Jean-Jacques Rousseau, 1762

Du plus loin que l’on s’en souvienne, de Rousseau à la Corse génoise puis française, de l’invasion des Maures, de Pasquale Paoli à Colomba de Mérimée, la Corse n’a jamais cessé de vivre des drames, des injustices et d’être la cible d’un racisme primaire et odieux.

Bien sûr qui n’a pas eu droit au célèbre : « La Corse, ah ! Ce cher Napoléon. »

Histoire de nous flatter un peu l’ego. Avec l’assassinat d’Yvan Colonna, c’est une armada de journalistes et confrères parisiens et continentaux qui continuent à servir sur les ondes et les médias un déferlement de clichés plus grossiers que pittoresques. 

Le mythe du berger corse assassin. Le raccourci funèbre de l’assassinat du préfet Érignac à celui d’Yvan Colonna laissant ainsi planer une quelconque vengeance divine qui pourrait ainsi boucler la boucle de toutes ces années tragiques. 

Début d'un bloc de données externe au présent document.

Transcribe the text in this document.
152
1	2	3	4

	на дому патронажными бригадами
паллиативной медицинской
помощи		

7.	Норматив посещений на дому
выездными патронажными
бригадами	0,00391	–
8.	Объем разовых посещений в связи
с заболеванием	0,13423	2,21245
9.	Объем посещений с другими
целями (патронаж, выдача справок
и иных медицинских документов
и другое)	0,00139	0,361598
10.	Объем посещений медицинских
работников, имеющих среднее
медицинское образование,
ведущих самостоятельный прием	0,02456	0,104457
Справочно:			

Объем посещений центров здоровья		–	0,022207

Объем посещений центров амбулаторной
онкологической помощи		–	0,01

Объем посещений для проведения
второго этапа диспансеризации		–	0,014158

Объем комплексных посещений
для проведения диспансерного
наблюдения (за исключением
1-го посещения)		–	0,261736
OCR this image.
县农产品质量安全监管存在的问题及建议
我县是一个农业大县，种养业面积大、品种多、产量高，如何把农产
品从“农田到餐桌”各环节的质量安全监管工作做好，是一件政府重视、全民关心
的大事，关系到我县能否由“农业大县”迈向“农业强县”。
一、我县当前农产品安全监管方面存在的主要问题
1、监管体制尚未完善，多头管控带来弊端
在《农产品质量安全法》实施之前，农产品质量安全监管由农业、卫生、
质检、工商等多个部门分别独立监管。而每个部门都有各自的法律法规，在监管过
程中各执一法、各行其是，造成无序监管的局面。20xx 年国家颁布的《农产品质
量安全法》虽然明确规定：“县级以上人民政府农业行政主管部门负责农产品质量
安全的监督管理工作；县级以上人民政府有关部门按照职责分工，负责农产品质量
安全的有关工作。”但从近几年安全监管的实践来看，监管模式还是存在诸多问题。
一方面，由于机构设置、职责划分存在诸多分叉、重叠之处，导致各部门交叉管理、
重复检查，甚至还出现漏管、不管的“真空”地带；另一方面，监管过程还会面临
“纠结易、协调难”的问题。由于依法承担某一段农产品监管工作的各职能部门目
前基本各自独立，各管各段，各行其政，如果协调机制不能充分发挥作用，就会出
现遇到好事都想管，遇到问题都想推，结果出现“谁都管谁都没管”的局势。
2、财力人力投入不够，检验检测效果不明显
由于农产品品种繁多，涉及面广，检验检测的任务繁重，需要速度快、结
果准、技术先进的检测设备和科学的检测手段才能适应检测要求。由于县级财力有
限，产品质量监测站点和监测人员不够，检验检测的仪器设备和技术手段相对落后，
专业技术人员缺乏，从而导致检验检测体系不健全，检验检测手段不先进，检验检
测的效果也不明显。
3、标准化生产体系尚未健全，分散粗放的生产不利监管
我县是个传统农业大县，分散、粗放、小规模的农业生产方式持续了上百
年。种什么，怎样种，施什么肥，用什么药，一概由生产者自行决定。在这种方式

Pourtant, un chroniqueur qui me régalait sur France Inter a déclamé son fiel sur Arte assisté d’une bande de journalistes s’inclinant de nouveau devant la famille endeuillée du préfet. L’heure aujourd’hui est de se recueillir, l’assassinat d’Yvan Colonna est un acte odieux et inadmissible puisque c’est dans la prison même où il était reclus depuis des années qu’il a été tué ! On tue dans les prisons françaises comme dans les geôles mexicaines ?!!!!

C’est fou, non ? dans le pays des droits de l’homme !

On n’est pas plus vigilant que cela quant à la sécurité d’un homme placé sous le statut de DPS que l’on prive d’un rapprochement sur l’île comme le reste du commando alors que c’est la loi. 

On envoie des cars et des cars de CRS affronter une jeunesse corse excédée par tant d’injustices. 

L’ambiance en Corse est bien lourde et inquiétante se mêlant à l’actualité cauchemardesque avec la guerre en Ukraine et tout le reste du monde où rien ne tourne vraiment rond.

Serait-ce ainsi que les hommes sur cette terre ne sont pas capables de vivre en paix ? 

Et au paradis, il paraît qu’il y fait si bon vivre ? Serait-ce aussi une image subliminale, une invention des hommes pour se désavouer de n’être ni bons, ni justes ? 

Quel péché, quel sacrilège.

Résonne en moi ce mot, cette idée, ce concept de « Frattellanza » (fraternité) qu’est-ce qu’on a bien pu en faire ? Quoique que la foule aux dernières manifestations sur l’île pour clamer l’injustice, le cortège silencieux accueillant la dépouille d’Yvan Colonna, m’ont fait penser à la même foule affligée en 1998 lors de l’assassinat du préfet Érignac. 

Il est une chose certaine qu’il faudra reconnaître au peuple corse devant la mort, chaque être revient à son humble posture : celle d’être un homme sur cette terre tel qu’il fût.

Ici la mort, c’est sacré.

Comme ses chants, comme la beauté des paysages, c’est sacré et rude comme sont les chemins escarpés des montagnes, les précipices le long des falaises rocheuses du Cap corse, sacré comme le rouge flamboyant du golfe de Piana.

Sommes-nous à jamais liés viscéralement au drame, aux malheurs et au son des paghjelle au cœur de nos églises.

À croire que le noir de notre vêture en dit long sur notre destin.